Guided Search Method

  • I'm looking for an efficient method of creating grouped totals as displayed on the left side of this page:

    http://www.vast.com/cars/used-for-sale-Ford

    Here is another example:

    http://www.newegg.com/Store/SubCategory.aspx?SubCategory=14&name=Internal-Hard-Drives

    Currently, I'm using a temp table to store my initial results in and then re-query for all the various "reports" I want on the left side. However, under heavy traffic loads, I run into deadlocks. Is there a better method to performing this type of reporting after a database search? I need something that is lightning fast like the two sites above.

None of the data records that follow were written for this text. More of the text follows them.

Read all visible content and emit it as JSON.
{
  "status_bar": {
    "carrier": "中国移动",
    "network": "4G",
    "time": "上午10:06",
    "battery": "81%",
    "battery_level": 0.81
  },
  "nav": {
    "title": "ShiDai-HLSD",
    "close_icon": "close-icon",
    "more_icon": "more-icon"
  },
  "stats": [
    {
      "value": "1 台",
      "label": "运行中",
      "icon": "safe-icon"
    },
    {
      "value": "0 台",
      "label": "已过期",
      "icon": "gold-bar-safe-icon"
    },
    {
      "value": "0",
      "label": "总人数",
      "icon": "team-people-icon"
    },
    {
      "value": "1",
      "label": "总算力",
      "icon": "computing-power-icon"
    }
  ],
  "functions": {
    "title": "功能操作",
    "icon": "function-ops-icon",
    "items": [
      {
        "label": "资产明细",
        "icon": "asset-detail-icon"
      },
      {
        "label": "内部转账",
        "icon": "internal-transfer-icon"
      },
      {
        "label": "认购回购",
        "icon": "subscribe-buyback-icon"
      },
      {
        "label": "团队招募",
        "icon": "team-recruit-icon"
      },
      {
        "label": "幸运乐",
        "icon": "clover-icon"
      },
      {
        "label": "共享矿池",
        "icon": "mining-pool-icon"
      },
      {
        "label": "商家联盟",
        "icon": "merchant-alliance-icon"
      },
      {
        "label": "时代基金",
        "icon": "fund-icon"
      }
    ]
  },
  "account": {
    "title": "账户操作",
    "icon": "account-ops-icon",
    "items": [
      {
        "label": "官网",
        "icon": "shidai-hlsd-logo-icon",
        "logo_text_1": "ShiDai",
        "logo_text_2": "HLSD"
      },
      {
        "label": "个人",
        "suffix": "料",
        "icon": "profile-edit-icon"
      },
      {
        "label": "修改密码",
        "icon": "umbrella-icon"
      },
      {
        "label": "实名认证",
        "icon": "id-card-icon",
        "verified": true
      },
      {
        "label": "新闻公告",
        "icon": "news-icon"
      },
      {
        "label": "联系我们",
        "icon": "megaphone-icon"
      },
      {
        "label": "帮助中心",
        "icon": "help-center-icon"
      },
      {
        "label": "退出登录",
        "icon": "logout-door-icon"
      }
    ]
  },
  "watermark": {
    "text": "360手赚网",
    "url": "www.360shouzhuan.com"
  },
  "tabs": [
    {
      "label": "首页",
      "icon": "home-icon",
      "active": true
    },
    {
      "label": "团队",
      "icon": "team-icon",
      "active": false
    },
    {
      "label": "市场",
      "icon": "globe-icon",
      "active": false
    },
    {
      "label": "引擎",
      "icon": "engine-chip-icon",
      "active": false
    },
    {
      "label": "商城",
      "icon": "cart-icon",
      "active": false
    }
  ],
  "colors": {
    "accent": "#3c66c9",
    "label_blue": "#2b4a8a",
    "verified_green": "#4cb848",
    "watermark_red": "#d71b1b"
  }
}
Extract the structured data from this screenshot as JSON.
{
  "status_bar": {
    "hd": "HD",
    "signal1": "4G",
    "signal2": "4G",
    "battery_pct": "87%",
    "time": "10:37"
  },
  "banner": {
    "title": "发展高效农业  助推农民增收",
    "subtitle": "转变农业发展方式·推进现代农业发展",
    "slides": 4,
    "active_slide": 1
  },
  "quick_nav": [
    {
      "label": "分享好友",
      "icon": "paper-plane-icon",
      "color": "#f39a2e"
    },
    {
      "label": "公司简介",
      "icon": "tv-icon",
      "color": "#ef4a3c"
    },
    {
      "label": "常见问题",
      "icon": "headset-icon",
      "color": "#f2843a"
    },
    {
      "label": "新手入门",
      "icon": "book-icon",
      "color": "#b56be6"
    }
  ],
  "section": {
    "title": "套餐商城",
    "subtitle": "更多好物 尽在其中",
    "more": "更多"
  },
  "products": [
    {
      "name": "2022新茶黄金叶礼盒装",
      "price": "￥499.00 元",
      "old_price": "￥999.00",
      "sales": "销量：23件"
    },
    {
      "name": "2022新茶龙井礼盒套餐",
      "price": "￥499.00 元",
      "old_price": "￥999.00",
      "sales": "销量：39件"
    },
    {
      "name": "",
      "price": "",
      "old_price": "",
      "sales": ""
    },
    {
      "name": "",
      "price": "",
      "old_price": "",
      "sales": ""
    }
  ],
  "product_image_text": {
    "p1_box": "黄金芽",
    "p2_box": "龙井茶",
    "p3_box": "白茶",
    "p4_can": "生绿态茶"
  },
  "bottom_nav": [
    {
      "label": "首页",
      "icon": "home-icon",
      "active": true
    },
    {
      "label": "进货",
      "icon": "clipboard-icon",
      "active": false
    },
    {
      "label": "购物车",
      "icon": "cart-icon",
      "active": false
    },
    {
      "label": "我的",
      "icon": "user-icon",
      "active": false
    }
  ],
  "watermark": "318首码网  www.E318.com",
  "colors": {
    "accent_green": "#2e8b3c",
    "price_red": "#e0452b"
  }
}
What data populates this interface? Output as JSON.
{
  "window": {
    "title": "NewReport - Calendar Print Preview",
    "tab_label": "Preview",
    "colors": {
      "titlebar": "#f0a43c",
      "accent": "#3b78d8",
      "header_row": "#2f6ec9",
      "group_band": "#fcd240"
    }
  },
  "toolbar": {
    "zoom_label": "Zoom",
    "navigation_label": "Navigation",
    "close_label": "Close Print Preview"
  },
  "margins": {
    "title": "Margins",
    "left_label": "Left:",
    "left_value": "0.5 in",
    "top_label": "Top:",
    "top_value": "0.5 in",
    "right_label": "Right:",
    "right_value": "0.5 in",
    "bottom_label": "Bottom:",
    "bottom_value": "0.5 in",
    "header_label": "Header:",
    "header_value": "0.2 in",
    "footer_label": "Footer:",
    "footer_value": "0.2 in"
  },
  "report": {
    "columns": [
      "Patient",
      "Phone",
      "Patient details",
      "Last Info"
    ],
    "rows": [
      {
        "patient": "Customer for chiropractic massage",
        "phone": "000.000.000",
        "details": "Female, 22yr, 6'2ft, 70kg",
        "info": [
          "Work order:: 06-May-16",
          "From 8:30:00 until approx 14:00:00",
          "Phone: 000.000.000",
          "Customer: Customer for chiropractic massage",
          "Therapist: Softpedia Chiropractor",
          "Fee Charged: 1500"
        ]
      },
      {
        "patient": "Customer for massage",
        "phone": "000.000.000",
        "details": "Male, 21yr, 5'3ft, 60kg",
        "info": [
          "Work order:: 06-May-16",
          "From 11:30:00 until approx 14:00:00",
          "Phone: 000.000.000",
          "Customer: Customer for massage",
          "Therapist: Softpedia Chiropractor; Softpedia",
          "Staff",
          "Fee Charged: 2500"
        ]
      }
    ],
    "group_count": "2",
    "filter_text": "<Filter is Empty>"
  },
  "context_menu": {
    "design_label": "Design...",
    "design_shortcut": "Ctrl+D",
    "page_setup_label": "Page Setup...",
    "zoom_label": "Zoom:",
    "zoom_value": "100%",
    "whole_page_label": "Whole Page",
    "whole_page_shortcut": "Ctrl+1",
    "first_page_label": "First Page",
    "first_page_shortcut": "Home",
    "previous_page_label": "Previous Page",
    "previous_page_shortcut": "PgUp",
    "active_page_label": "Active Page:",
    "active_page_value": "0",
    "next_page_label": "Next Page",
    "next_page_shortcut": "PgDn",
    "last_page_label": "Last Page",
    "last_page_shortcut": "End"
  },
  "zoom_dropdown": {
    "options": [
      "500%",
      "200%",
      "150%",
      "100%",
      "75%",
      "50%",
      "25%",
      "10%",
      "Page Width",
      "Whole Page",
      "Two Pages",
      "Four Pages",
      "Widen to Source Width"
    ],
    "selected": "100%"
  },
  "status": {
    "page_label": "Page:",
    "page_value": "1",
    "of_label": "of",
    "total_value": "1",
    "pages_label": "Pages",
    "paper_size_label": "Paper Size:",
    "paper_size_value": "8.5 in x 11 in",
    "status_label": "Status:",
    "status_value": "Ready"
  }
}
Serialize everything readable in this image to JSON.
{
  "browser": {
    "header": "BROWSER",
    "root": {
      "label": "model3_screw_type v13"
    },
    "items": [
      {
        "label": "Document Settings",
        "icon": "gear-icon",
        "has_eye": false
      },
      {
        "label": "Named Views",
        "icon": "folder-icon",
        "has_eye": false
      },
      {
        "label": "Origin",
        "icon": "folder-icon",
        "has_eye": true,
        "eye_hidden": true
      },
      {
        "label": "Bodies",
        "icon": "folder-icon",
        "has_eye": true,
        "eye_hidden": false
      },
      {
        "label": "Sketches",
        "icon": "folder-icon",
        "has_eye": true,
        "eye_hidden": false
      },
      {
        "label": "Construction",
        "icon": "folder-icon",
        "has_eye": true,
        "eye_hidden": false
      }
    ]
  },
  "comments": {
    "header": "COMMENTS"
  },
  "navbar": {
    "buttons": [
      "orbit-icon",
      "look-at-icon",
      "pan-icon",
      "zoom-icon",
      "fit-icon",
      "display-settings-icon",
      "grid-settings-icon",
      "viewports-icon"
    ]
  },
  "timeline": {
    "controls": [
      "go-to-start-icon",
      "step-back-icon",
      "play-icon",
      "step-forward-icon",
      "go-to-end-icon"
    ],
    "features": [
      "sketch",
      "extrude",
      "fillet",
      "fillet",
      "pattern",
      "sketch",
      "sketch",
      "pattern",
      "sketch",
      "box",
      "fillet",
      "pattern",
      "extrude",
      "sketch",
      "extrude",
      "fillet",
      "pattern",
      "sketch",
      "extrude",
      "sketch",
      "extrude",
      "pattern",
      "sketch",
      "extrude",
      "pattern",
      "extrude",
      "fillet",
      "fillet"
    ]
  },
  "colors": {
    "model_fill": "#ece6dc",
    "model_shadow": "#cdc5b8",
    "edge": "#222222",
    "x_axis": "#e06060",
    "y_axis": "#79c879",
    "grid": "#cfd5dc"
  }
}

  • I don't see anything obviously wrong with your current method, however, the details that you have given us are very sketchy. Please read this article on how to get better results from these forums and then post your table definitins and the code that you are currently using: http://www.sqlservercentral.com/articles/Best+Practices/61537/

    [font="Times New Roman"]-- RBarryYoung[/font], [font="Times New Roman"] (302)375-0451[/font] blog: MovingSQL.com, Twitter: @RBarryYoung[font="Arial Black"]
    Proactive Performance Solutions, Inc.
    [/font]
    [font="Verdana"] "Performance is our middle name."[/font]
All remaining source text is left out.